Is that how much we love each other? Or is it just something else... it was like that from the start, before we... we...
A small smile curves your lips. That was nice. The fluffy, fluttery, nervous feelings that he somehow still manages to evoke in you; get your heart pounding and your cheeks warm and make you shy... you love that about him. All of it. The gentle teasing and the flirting, the surprise kisses and how much he trusts you, that you can do that for him too, give those feelings back and make him happy in return.
Is that what love is? ‘m not sure...
The door swings open and he pokes his head in. “Bel~?” There’s a playful smile on his face and you can just see his tail waving.

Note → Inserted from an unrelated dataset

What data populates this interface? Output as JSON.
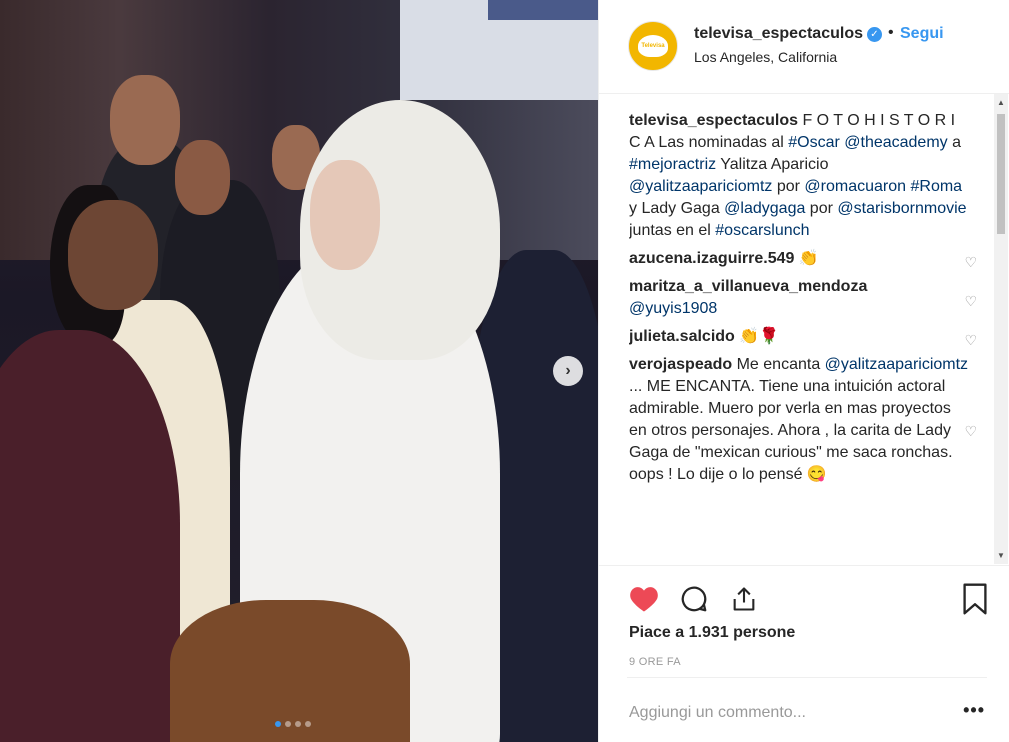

Without even thinking, without even consciously registering it at first there’s already a responding smile on your face.
“Mm?”
“Let’s go somewhere today? You and me?” He winks and your smile grows wider—always the flirt, always—and you slide off the stool to join him.
“Mhm!”
Your hand takes his without thinking, and his larger fingers wrap around yours and just like that, the dark thoughts plaguing you fade away, go back to some shadowed depth they came from, replaced by warm, fluffy feelings of love and happiness, especially as you look up at him, and he’s smiling, and he looks down at you at the same time and your faces are inches away—and he leans in to press a kiss to your lips and nuzzle your cheek, and as you return the action you think, I love you.